The format of the electronic data files you work with during your research may be determined by the research equipment and computer hardware and software that you have access to. However, for long-term preservation and ease of sharing, best practices may dictate that the files be converted to a different format after your project has ended. Give some thought to this eventuality at the outset. Considerations include:

  • Will your data be in a format that requires proprietary software to access it?
  • If you will be depositing your data in a repository at the end of your project, does the repository have specific guidelines or requirements with respect to file format?
  • What features of your data might be lost or modified in the conversion to another file format?

Stanford University Libraries - Data Management Services provides a useful overview of preferred file formats. From the Stanford resource:

  • Containers: TAR, GZIP, ZIP

  • Databases: XML, CSV

  • Geospatial: SHP, DBF, GeoTIFF, NetCDF

  • Moving images: MOV, MPEG, AVI, MXF

  • Sounds: WAVE, AIFF, MP3, MXF

  • Statistics: ASCII, DTA, POR, SAS, SAV

  • Still images: TIFF, JPEG 2000, PDF, PNG, GIF, BMP

  • Tabular data: CSV

  • Text: XML, PDF/A, HTML, ASCII, UTF-8

  • Web archive: WARC

Additional helpful guidelines for selecting file formats can be found at these websites:

Naming your data files

Before you begin your research, decide on a naming convention for your files. Document the naming convention you choose, and make sure that you and your collaborators follow it.
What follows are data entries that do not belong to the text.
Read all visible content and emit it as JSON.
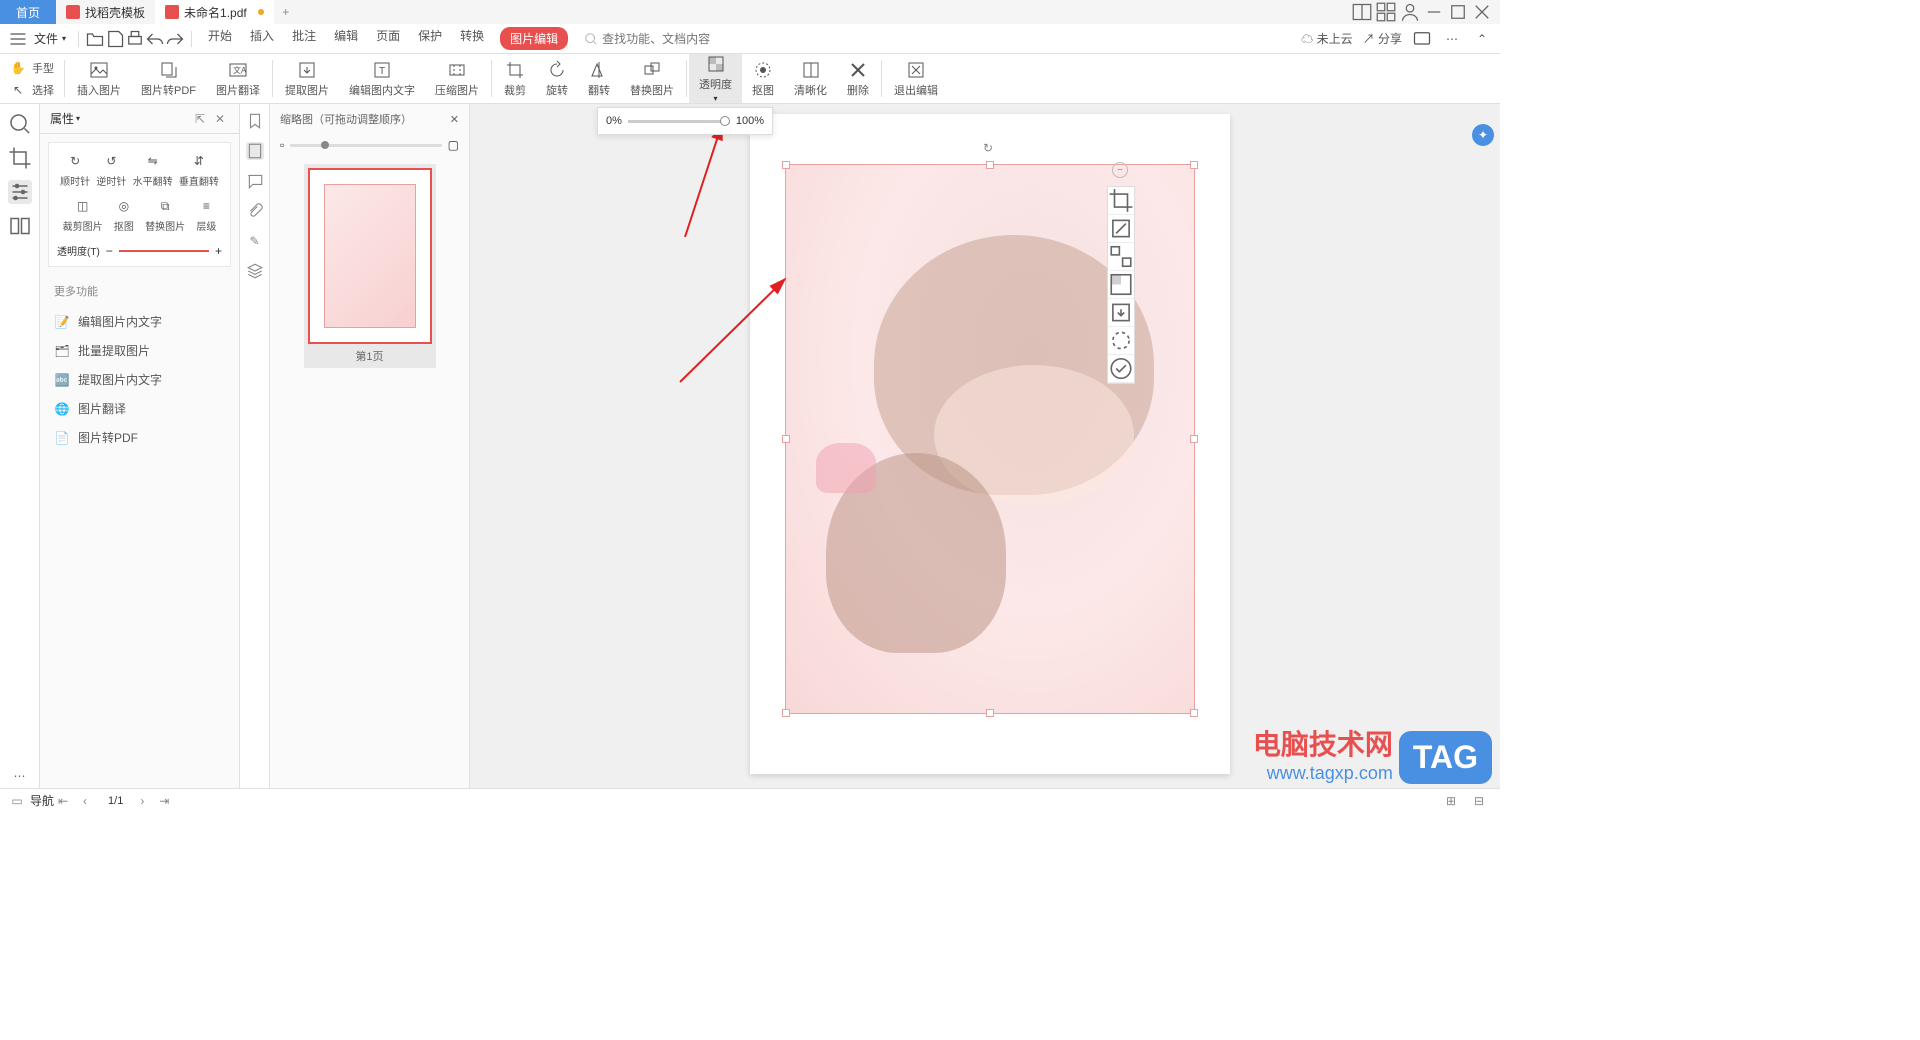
{
  "tabs": {
    "home": "首页",
    "t1": "找稻壳模板",
    "t2": "未命名1.pdf"
  },
  "filemenu": {
    "label": "文件"
  },
  "menutabs": [
    "开始",
    "插入",
    "批注",
    "编辑",
    "页面",
    "保护",
    "转换",
    "图片编辑"
  ],
  "search": {
    "placeholder": "查找功能、文档内容"
  },
  "menur": {
    "cloud": "未上云",
    "share": "分享"
  },
  "leftmode": {
    "hand": "手型",
    "select": "选择"
  },
  "tools": {
    "insert": "插入图片",
    "topdf": "图片转PDF",
    "translate": "图片翻译",
    "extract": "提取图片",
    "edittext": "编辑图内文字",
    "compress": "压缩图片",
    "crop": "裁剪",
    "rotate": "旋转",
    "flip": "翻转",
    "replace": "替换图片",
    "opacity": "透明度",
    "cutout": "抠图",
    "sharpen": "清晰化",
    "delete": "删除",
    "exit": "退出编辑"
  },
  "props": {
    "title": "属性",
    "cw": "顺时针",
    "ccw": "逆时针",
    "fliph": "水平翻转",
    "flipv": "垂直翻转",
    "cropimg": "裁剪图片",
    "cutout": "抠图",
    "replace": "替换图片",
    "layer": "层级",
    "opacity": "透明度(T)",
    "more": "更多功能",
    "m1": "编辑图片内文字",
    "m2": "批量提取图片",
    "m3": "提取图片内文字",
    "m4": "图片翻译",
    "m5": "图片转PDF"
  },
  "thumbs": {
    "title": "缩略图（可拖动调整顺序）",
    "page1": "第1页"
  },
  "opacity_pop": {
    "min": "0%",
    "max": "100%"
  },
  "status": {
    "nav": "导航",
    "page": "1/1"
  },
  "watermark": {
    "cn": "电脑技术网",
    "url": "www.tagxp.com",
    "tag": "TAG"
  }
}
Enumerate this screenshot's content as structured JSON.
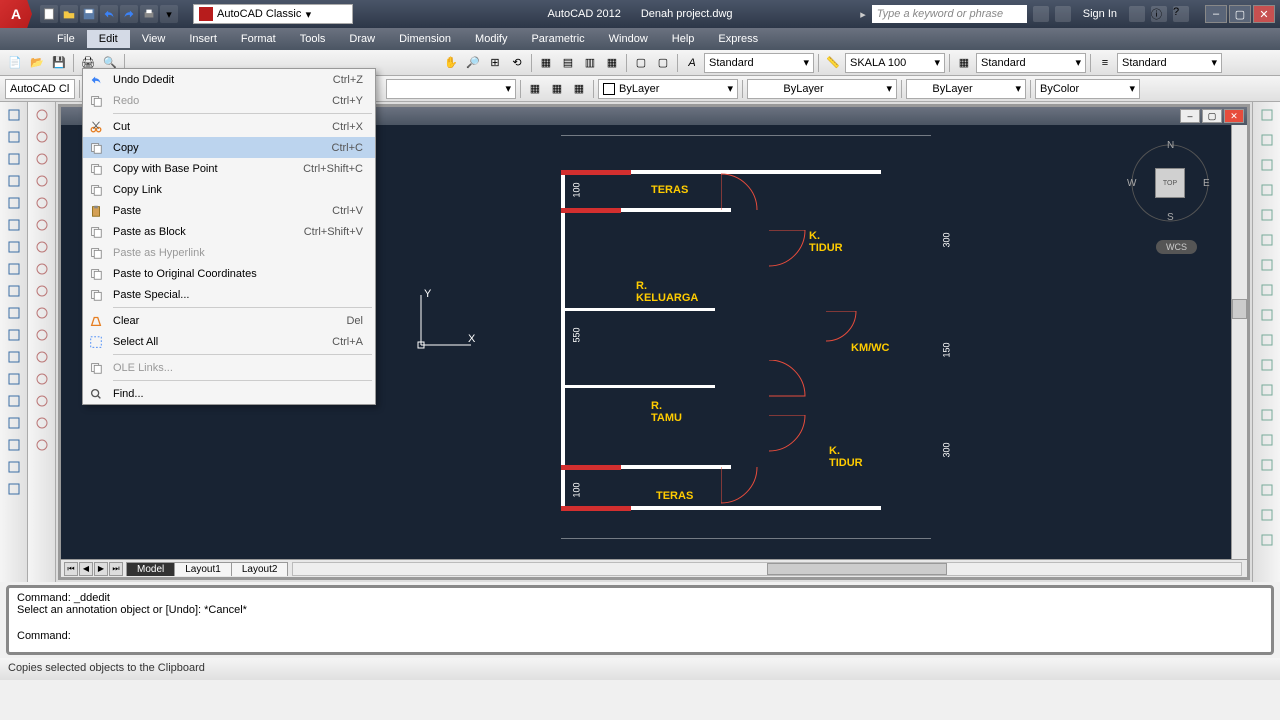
{
  "app": {
    "name": "AutoCAD 2012",
    "file": "Denah project.dwg",
    "workspace": "AutoCAD Classic",
    "logo": "A"
  },
  "titleSearch": {
    "placeholder": "Type a keyword or phrase"
  },
  "signin": "Sign In",
  "menubar": [
    "File",
    "Edit",
    "View",
    "Insert",
    "Format",
    "Tools",
    "Draw",
    "Dimension",
    "Modify",
    "Parametric",
    "Window",
    "Help",
    "Express"
  ],
  "activeMenu": 1,
  "toolbar2": {
    "layer": "AutoCAD Cl"
  },
  "props": {
    "standard1": "Standard",
    "skala": "SKALA 100",
    "standard2": "Standard",
    "standard3": "Standard",
    "bylayer1": "ByLayer",
    "bylayer2": "ByLayer",
    "bylayer3": "ByLayer",
    "bycolor": "ByColor"
  },
  "contextMenu": [
    {
      "icon": "undo",
      "label": "Undo Ddedit",
      "shortcut": "Ctrl+Z"
    },
    {
      "icon": "redo",
      "label": "Redo",
      "shortcut": "Ctrl+Y",
      "disabled": true
    },
    {
      "sep": true
    },
    {
      "icon": "cut",
      "label": "Cut",
      "shortcut": "Ctrl+X"
    },
    {
      "icon": "copy",
      "label": "Copy",
      "shortcut": "Ctrl+C",
      "hovered": true
    },
    {
      "icon": "copybase",
      "label": "Copy with Base Point",
      "shortcut": "Ctrl+Shift+C"
    },
    {
      "icon": "copylink",
      "label": "Copy Link",
      "shortcut": ""
    },
    {
      "icon": "paste",
      "label": "Paste",
      "shortcut": "Ctrl+V"
    },
    {
      "icon": "pasteblock",
      "label": "Paste as Block",
      "shortcut": "Ctrl+Shift+V"
    },
    {
      "icon": "pastehyper",
      "label": "Paste as Hyperlink",
      "shortcut": "",
      "disabled": true
    },
    {
      "icon": "pasteorig",
      "label": "Paste to Original Coordinates",
      "shortcut": ""
    },
    {
      "icon": "pastespecial",
      "label": "Paste Special...",
      "shortcut": ""
    },
    {
      "sep": true
    },
    {
      "icon": "clear",
      "label": "Clear",
      "shortcut": "Del"
    },
    {
      "icon": "selectall",
      "label": "Select All",
      "shortcut": "Ctrl+A"
    },
    {
      "sep": true
    },
    {
      "icon": "ole",
      "label": "OLE Links...",
      "shortcut": "",
      "disabled": true
    },
    {
      "sep": true
    },
    {
      "icon": "find",
      "label": "Find...",
      "shortcut": ""
    }
  ],
  "tabs": {
    "nav": [
      "⏮",
      "◀",
      "▶",
      "⏭"
    ],
    "items": [
      "Model",
      "Layout1",
      "Layout2"
    ],
    "active": 0
  },
  "rooms": {
    "teras1": "TERAS",
    "ktidur1": "K. TIDUR",
    "rkeluarga": "R. KELUARGA",
    "kmwc": "KM/WC",
    "rtamu": "R. TAMU",
    "ktidur2": "K. TIDUR",
    "teras2": "TERAS"
  },
  "dims": {
    "d1": "100",
    "d2": "550",
    "d3": "100",
    "d4": "300",
    "d5": "150",
    "d6": "300"
  },
  "viewcube": {
    "top": "TOP",
    "n": "N",
    "s": "S",
    "e": "E",
    "w": "W",
    "wcs": "WCS"
  },
  "ucs": {
    "x": "X",
    "y": "Y"
  },
  "cmdline": {
    "l1": "Command: _ddedit",
    "l2": "Select an annotation object or [Undo]: *Cancel*",
    "l3": "Command:"
  },
  "statusbar": "Copies selected objects to the Clipboard"
}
It will save you time and will help others who may use your files in the future. Best practices include:

  • Give files a meaningful name. A file name might include a combination of elements, such as type of equipment used, date, and researcher's surname. Decide on the best order for elements in a file name; it will affect how the files are sorted.
  • Keep names a reasonable length; some applications won't work well with long file names. A maximum of 25 characters is a good rule of thumb.
  • To separate elements in a file name, consider using underscores (_) or hyphens (-). Avoid using blank spaces in a file name. Use periods only to separate the file name from the file type extension (.txt, .jpg, etc.)
  • If including date as part of the file name, use the standard format yyyymmdd to ensure that files sort in chronological order.
  • If your file name will include a numerical component, such as a subject number or version number, use leading zeros (001, 002, etc.) so that files sort in sequential order.
  • Avoid special characters like ~ ! @ # $ % ^ & * ( ) ` ; < > ? , [ ] { } ‘ “
  • Account for versions. The US Geological Survey recommends the following: Include a number behind the file name to indicate the version, e.g.:
    • Bisondata_1.0 = original document

    • Bisondata_1.1 = original document with minor revisions

    • Bisondata_2.0 = document with substantial revisions

More considerations for naming files can be found at these websites:

Data versioning

Versioning refers to saving new copies of your files when you make changes so that you can go back and retrieve specific versions of your files later. Saving multiple versions makes it possible to decide at a later time that you prefer an earlier version. You can then immediately revert back to that version instead of having to retrace your steps to recreate it. 
 
In its most basic form, versioning relies on a sequential numbering system. Within a given version number category (major, minor), these numbers are generally assigned in increasing order and correspond to changes in the data. The US Geological Survey recommends the following structure: 
 
  • DataFileName_1.0 = original document
  • DataFileName_1.1 = original document with minor revisions
  • DataFileName_2.0 = document with substantial revisions
 
The ETDplus project, led by the Educopia Institute, offers additional guidance for version control. Versioning should be taken into account when developing the folder and file naming structure. The following guidance is taken from the ETDplus brief on version control, available on the project site:

At the beginning of a research project, it is important to create a stable folder structure in which you can organize materials. The specific folders will depend on your own research process. File organization could be based on how you plan to gather materials, which experiment or process generated them, when they were created, or other strategies. The key is to use folders that make sense to you and allow you to easily find your materials.A simple method to designate a revision is to note it at the end of the file name. This way, files can be grouped by their name and sorted by version number. For example:

  • image1_v1.jpg
  • image1_v2.jpg
  • image2_v1.jpg
  • image2_v2.jpg
  • ...
If you use version numbers, one issue that can arise is that computers will sort files based on the position of the characters. This can lead to strange, unhelpful results. For example:
  • image1_v1.jpg
  • image1_v10.jpg
  • image1_v2.jpg
  • ...
A good practice that can help you to avoid these problems is to use dates to designate version numbers. If you choose this strategy, format dates as year-month-day (20150930). Using this order will help avoid confusion when collaborating with other researchers or systems that use a day-month-year or month-day-year, and it will help your computer sort versions in chronological order. For example:
  • image1_20151021
  • image1_20151214
  • image1_20160123
  • ...
If the files you are using are created or edited collaboratively, you may want to incorporate names or initials into your file naming conventions so that you know which versions contain updates by each individual on your team. For example:
  • dataset1_20160402_KES
  • dataset1_20160301_WTC
  • dataset1_20160814_GSC